Modest progress was reported by the spin-off group on numbers and text, although there continues to be disagreement as to the eligibility criteria for participation in the flexible mechanisms during the second commitment period and for carry-over of AAUs. These issues will now be pared down for consideration by the ministers. It is hoped that the current disagreement as to the key issues of the duration of a second commitment period, QELROs and the ambitions of the parties can be resolved or narrowed with further negotiation, although these may also find their way to the ministers in due course.
Discussion continued regarding the CDM, with current proposals including limiting the lifespan of projects to 10 years, tightening the rules on baselines in order to limit the number of credits that each project can produce, and increasing demand by opening the CDM registry completely. It is expected that limiting the lifespan of projects alone could reduce supply by 15%. However, it must be emphasised that these proposals are merely proposals at this stage.
As reported in our previous note, the co-chairs produced a draft text for discussion which included a road map for the working group and noted aspects of a possible decision. Comments unsurprisingly suggested that there should be a commitment to complete work in 2015 (ahead of the 2015 date for signing an agreement to enter force in 2020) although several parties expressed the opinion that it was too early to discuss the specifics of a future agreement.
Given the arrival of ministers from the represented countries, on Monday evening the President of COP 18, His Excellency Abdullah Bin Hamad Al-Attiyah, called an informal stocktaking plenary session. Outstanding matters from the closed SB sessions include the development and transfer of technology, a loss and damage mechanism, methodological issues pertaining to Articles 5, 7 and 8 of the Kyoto Protocol, national adaptation plans and MRV for developing nations. These may continue to be discussed in the COP, or may only be taken forward in the next SBSTA. Concerns as to the lack of clarity here were expressly raised by the African Group.
Referring to the state of play under the AWG-KP, many delegates in the COP plenary session noted the need to focus on access to flexible mechanisms by parties that are not signing up to a second commitment period under the Kyoto Protocol. In light of this, President Al-Attiyah instituted an informal ministerial outreach process, led by delegates from Brazil and Norway, to assist Chair Diouf in these discussions.

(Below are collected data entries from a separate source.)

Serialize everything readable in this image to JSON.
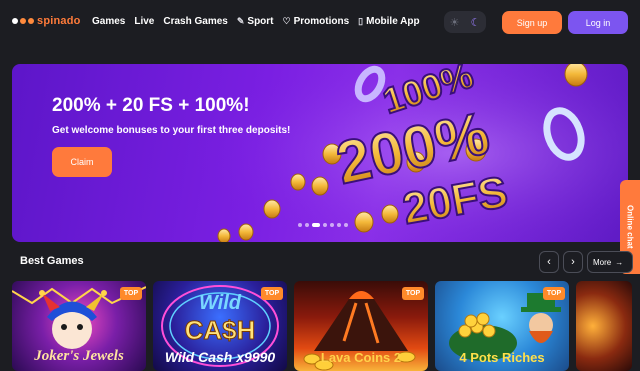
{
  "header": {
    "logo_text": "spinado",
    "nav": [
      {
        "label": "Games",
        "icon": ""
      },
      {
        "label": "Live",
        "icon": ""
      },
      {
        "label": "Crash Games",
        "icon": ""
      },
      {
        "label": "Sport",
        "icon": "sport-icon"
      },
      {
        "label": "Promotions",
        "icon": "heart-icon"
      },
      {
        "label": "Mobile App",
        "icon": "phone-icon"
      }
    ],
    "signup_label": "Sign up",
    "login_label": "Log in"
  },
  "banner": {
    "title": "200% + 20 FS + 100%!",
    "subtitle": "Get welcome bonuses to your first three deposits!",
    "claim_label": "Claim",
    "art_text_1": "100%",
    "art_text_2": "200%",
    "art_text_3": "20FS"
  },
  "online_chat_label": "Online chat",
  "best_games": {
    "title": "Best Games",
    "more_label": "More",
    "games": [
      {
        "title": "Joker's Jewels",
        "badge": "TOP"
      },
      {
        "title": "Wild Cash x9990",
        "badge": "TOP"
      },
      {
        "title": "Lava Coins 2",
        "badge": "TOP"
      },
      {
        "title": "4 Pots Riches",
        "badge": "TOP"
      },
      {
        "title": "",
        "badge": ""
      }
    ]
  },
  "colors": {
    "accent_orange": "#ff7a3c",
    "accent_purple": "#7c55f0",
    "background": "#1c1d22"
  }
}
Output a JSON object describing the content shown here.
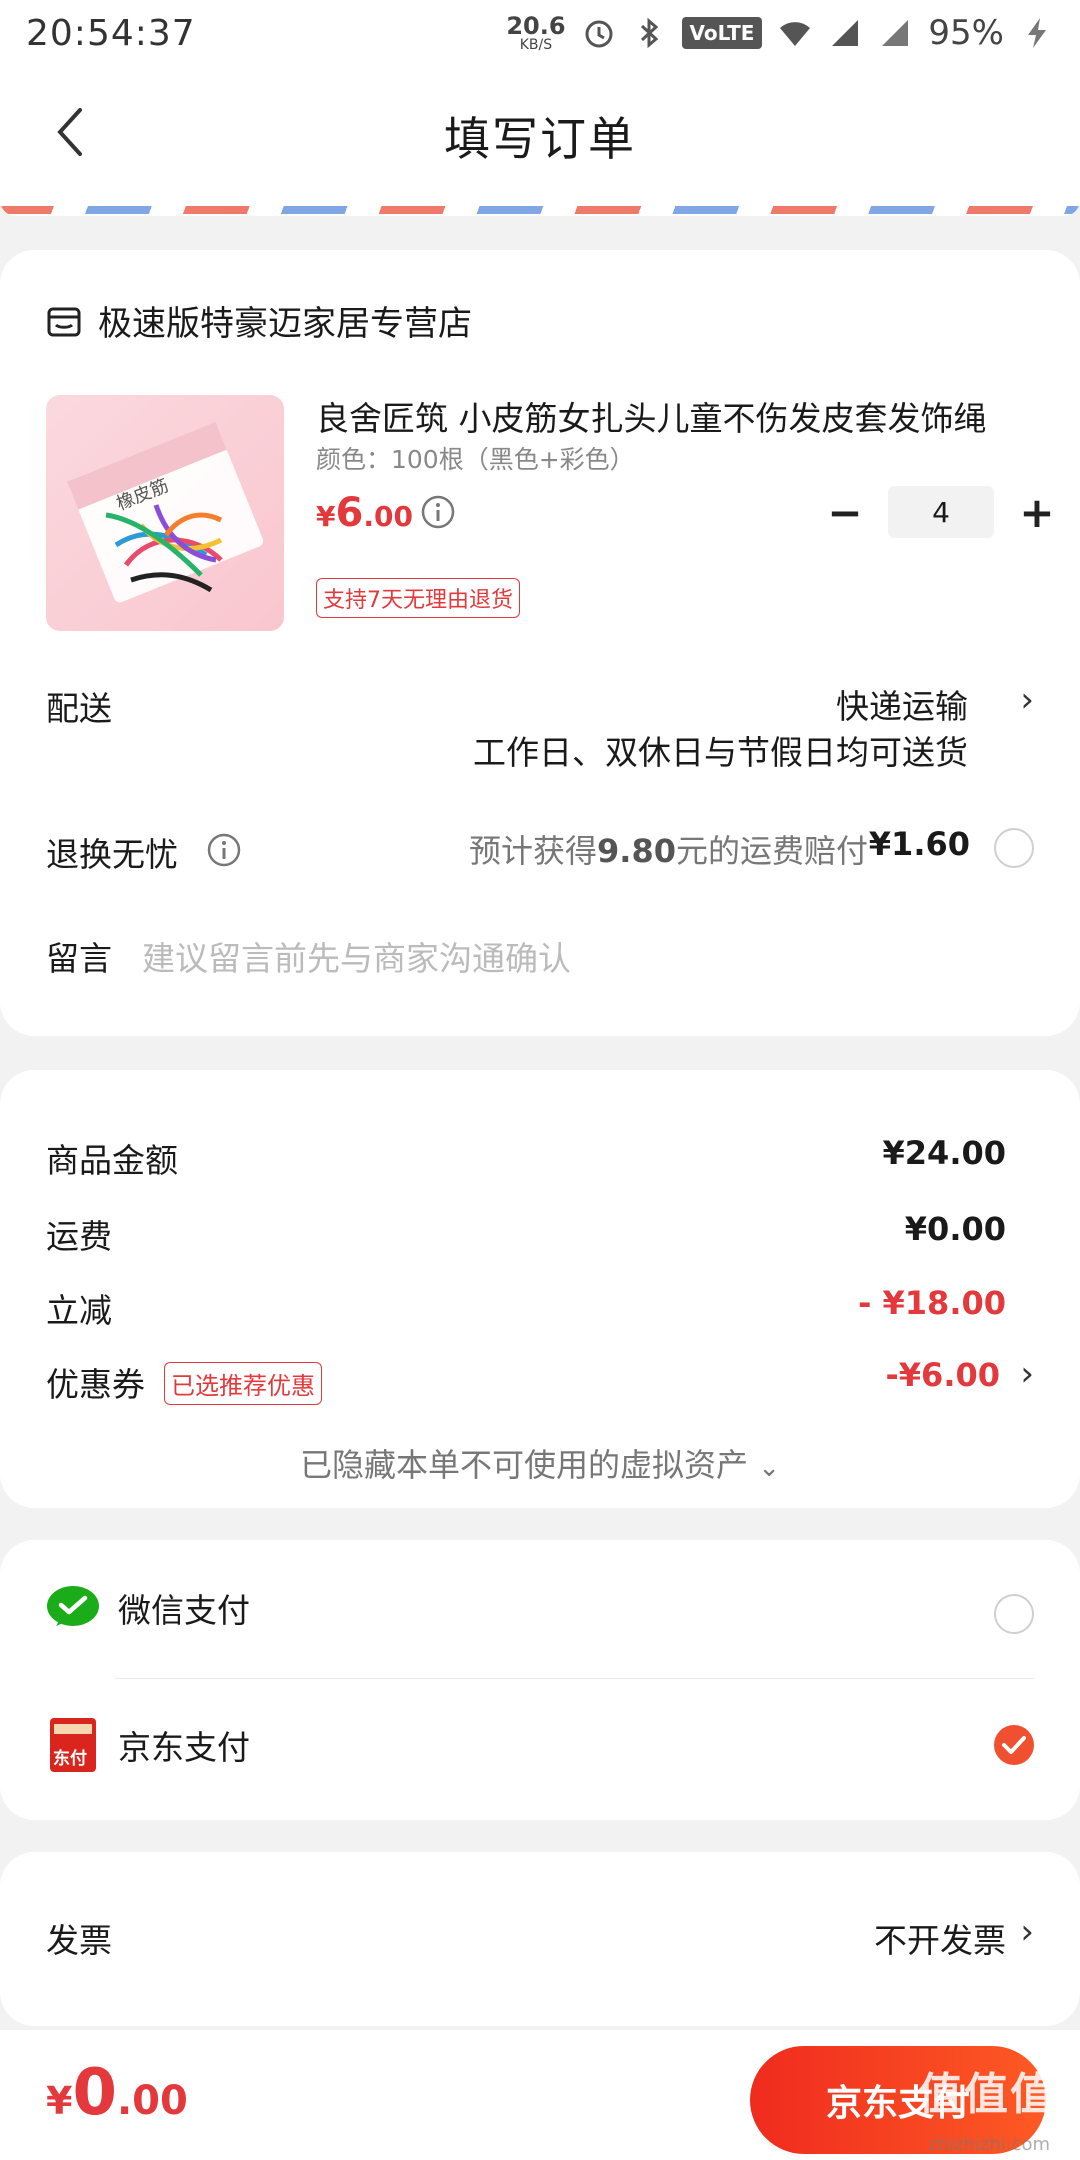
{
  "status_bar": {
    "time": "20:54:37",
    "net_speed": "20.6",
    "net_unit": "KB/S",
    "volte": "VoLTE",
    "battery": "95%"
  },
  "header": {
    "title": "填写订单"
  },
  "store": {
    "name": "极速版特豪迈家居专营店"
  },
  "product": {
    "title": "良舍匠筑 小皮筋女扎头儿童不伤发皮套发饰绳",
    "spec": "颜色：100根（黑色+彩色）",
    "price_symbol": "¥",
    "price_int": "6",
    "price_dec": ".00",
    "quantity": "4",
    "qty_minus": "−",
    "qty_plus": "+",
    "return_badge": "支持7天无理由退货",
    "image_text": "橡皮筋"
  },
  "delivery": {
    "label": "配送",
    "value": "快递运输",
    "note": "工作日、双休日与节假日均可送货"
  },
  "worry_free": {
    "label": "退换无忧",
    "desc_prefix": "预计获得",
    "desc_amount": "9.80",
    "desc_suffix": "元的运费赔付",
    "price": "¥1.60"
  },
  "message": {
    "label": "留言",
    "placeholder": "建议留言前先与商家沟通确认"
  },
  "summary": {
    "goods_label": "商品金额",
    "goods_value": "¥24.00",
    "shipping_label": "运费",
    "shipping_value": "¥0.00",
    "discount_label": "立减",
    "discount_value": "- ¥18.00",
    "coupon_label": "优惠券",
    "coupon_badge": "已选推荐优惠",
    "coupon_value": "-¥6.00",
    "hidden_note": "已隐藏本单不可使用的虚拟资产"
  },
  "payment": {
    "wechat_label": "微信支付",
    "jd_label": "京东支付",
    "jd_icon_text": "东付",
    "selected": "jd"
  },
  "invoice": {
    "label": "发票",
    "value": "不开发票"
  },
  "bottom": {
    "total_symbol": "¥",
    "total_int": "0",
    "total_dec": ".00",
    "submit_label": "京东支付",
    "watermark": "值值值",
    "watermark_sub": "zhizhizhi.com"
  },
  "colors": {
    "accent": "#e4393c",
    "button": "#f0502f",
    "wechat": "#1aad19"
  }
}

As expected, the tone of the AWG-LCA feedback in the COP plenary was less positive, with only one of the four pillars of discussion (mitigation) having produced an agreed paper. Consensus is still being sought on the issues of adaptation, finance, technology transfer, capacity building and response measures, although the Umbrella Group (and indeed many developed nations) continue to push for closure of the LCA work stream. Developing nations, notably Bangladesh and India, continue to regard technology transfer as a priority. If the AWG-LCA does not reach a meaningful conclusion, a key aspect of the Durban platform will have fallen away.
The current intention is to complete discussions on the outstanding aspects from the SB work streams by Tuesday (day 9) and to close the Ad Hoc Working Groups on Wednesday (day 10).
The arrival of the ministers created a noticeable buzz of increased activity. The rumble of developing countries’ dissatisfaction at the lack of ambition amongst developed countries is becoming a constant soundtrack to the conference. Indeed, a spokesman from AOSIS described the conference thus far as a “sobering experience”. On a lighter note, mention should perhaps be given to Monaco who has committed to reducing their emissions by 30% and to participate in a second commitment period under the Kyoto Protocol.